頭に鋭いものが当たった。ボールペンだろう。そろそろ注意しないと、次に何が飛んでくるかわからない。
ムカサが隣に顔を向けると、呪香ミツコがカッターナイフを振り上げていた。
「俺を殺す気か」
「この程度じゃ死なないじゃない。せいぜい、流血事件でしょ」
「十分大問題だ。何か用か?」
「用がないのにあんたを呼ぶはずがないでしょ」
「物を投げる前に声をかけるという選択肢はなかったのか?」
「あんたが言葉を理解できるという確証がなかったからね」
クラスメイトに向けて発すべき言葉ではない。ムカサは色々と言いたいことを飲み込んで、体をミツコに向けて傾けた。
「で、何だ?」
「あらっ、言い返さないのね」
「話が進まないだろう。ホームルームが終わるぞ」
「そっ、関心ね。あんた、あの先生、どう思う?」
ミツコに聞かれるとは思わなかった。もっとも、ミツコ以外に誰かが尋ねると思っていたわけではない。
「美人だな」
「そんなこと聞いていないわよ。何を言っているのよ」
カッターナイフがムカサのこめかみにあてられる。
そのまま切られたとしても、ムカサは動じなかっただろう。なにしろ、昨晩も血が吹き出るまで背中を鞭打ったばかりなのだ。
「じゃあ、何を聞きたいんだ?」
「あの人、ウィザードじゃないの?」
「たぶんな……たぶん、ロンギヌスだろう」
ロンギヌスとは、神話に出てくる槍の名前ではない。世界の守護者と呼ばれる絶大な力を持つ存在の直属の配下である、ウィザード集団の呼称である。当然腕が立ち有能である、逸材揃いだと聞いている。
「どうしてそう思うの?」
「服の趣味」
根拠にならないことはムカサも自覚していた。だが、外れたとしても何も問題はないのだ。
「仕掛けてみたら?」
「どうやって?」
「いつものやり方で」
ミツコが言う『いつものやり方』とは、クラス全体を覆う月匣を展開するというものだ。ウィザードではない通常の人間、イノセントは意識を保てないため、ウィザードとイノセントを見分けるもっとも効果的な方法である。しかし、問題は大きい。

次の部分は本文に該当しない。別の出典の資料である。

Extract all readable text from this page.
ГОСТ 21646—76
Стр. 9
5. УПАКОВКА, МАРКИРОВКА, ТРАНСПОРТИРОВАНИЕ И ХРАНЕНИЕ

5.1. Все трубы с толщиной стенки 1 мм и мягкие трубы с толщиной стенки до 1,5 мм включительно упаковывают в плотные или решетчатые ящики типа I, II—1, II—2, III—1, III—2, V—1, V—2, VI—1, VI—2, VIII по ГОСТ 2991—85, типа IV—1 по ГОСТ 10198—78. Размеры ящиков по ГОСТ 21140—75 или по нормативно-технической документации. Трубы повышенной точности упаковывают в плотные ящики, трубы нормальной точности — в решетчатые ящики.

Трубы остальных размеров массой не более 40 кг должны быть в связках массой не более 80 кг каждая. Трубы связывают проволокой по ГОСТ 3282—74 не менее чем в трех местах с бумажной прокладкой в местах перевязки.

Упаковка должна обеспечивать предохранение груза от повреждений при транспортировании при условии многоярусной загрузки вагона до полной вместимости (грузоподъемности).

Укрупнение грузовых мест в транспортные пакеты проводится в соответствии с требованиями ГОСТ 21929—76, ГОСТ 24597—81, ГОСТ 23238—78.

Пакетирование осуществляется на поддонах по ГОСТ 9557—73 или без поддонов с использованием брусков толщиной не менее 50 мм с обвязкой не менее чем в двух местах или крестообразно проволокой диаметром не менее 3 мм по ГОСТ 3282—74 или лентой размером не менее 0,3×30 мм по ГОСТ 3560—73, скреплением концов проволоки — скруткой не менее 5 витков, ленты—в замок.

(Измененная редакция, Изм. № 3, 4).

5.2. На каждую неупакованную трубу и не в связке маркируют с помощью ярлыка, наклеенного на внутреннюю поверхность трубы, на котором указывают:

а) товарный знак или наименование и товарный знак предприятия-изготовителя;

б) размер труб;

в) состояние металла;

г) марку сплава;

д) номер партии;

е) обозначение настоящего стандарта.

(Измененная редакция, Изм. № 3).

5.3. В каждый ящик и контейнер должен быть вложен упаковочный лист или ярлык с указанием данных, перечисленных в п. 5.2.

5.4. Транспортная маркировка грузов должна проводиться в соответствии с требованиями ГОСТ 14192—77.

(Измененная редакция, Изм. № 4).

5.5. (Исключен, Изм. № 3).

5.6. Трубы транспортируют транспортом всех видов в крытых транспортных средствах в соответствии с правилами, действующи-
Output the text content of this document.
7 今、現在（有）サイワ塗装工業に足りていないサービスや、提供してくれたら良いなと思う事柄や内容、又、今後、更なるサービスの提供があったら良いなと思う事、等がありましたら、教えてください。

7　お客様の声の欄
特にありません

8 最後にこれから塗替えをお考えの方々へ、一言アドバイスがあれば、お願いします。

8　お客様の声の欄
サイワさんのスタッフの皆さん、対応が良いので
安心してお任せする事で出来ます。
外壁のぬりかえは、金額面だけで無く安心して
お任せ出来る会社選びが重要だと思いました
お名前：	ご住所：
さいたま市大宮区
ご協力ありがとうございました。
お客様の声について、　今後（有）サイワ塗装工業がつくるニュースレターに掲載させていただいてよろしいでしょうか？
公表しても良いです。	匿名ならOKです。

「朝からクラス全員を眠らせていたら、本気でお前はテロリストだと思われるぞ」
「どうして、私がやることになっているのよ」
「俺がやるはずがないだろう」
月匣を解除しても、意識を失ったイノセントが目覚めるのには自然回復を待つほかないのだ。学年内では、1組は授業が遅れているといわれている。何しろ、定期的に事業が休みになるのだから、進むはずもないのだ。
「仲が良くてうらやましいね。よろしく」
突然、予期しない方向から声をかけられた。
目の前に、いかにも爽やかそうな青年が笑っていた。予期しない方向とは、ミツコが居る場所以外のすべてである。ミツコ以外がムカサに話しかけてくることはほとんどなかったのだ。
「誰だ?」
クラスの中に、クラスメイト以外の同世代の人間がいるはずがない。
「転校生だ。聞いていなかったのか? それと、出席をとるために君の名前を呼んだはずだが、それも聞き逃したようだな。隣の女子と仲良くするなとは言わないが、先生の話ぐらいは聞いた方がいいぞ」
また、別の方向から声がかかった。こちらはわかる。新任の教師として赴任してきた黒瀬エリッサだ。確かに、転校生という紹介でもう一人いたことは覚えている。
だが、ムカサが反応したのは別のことだった。
「『仲が良い』? こいつと?」
隣も同じ反応をした。
「いつでも席を離してくれて結構です」
呪香ミツコの言葉に、クラス中が拒否反応を示した。地裏ムカサの相手ができるのは呪香ミツコだけであり、呪香ミツコの相手が地裏ムカサ以外に勤まるはずがないとみなされていたのだ。
「わかったわかった。とにかく、今日一日はここに座らせるから、よろしくな」
エリッサは転校生をムカサの前に座らせた。まるで転校生に詫びるような言葉を残してから、ホームルームを終了させた。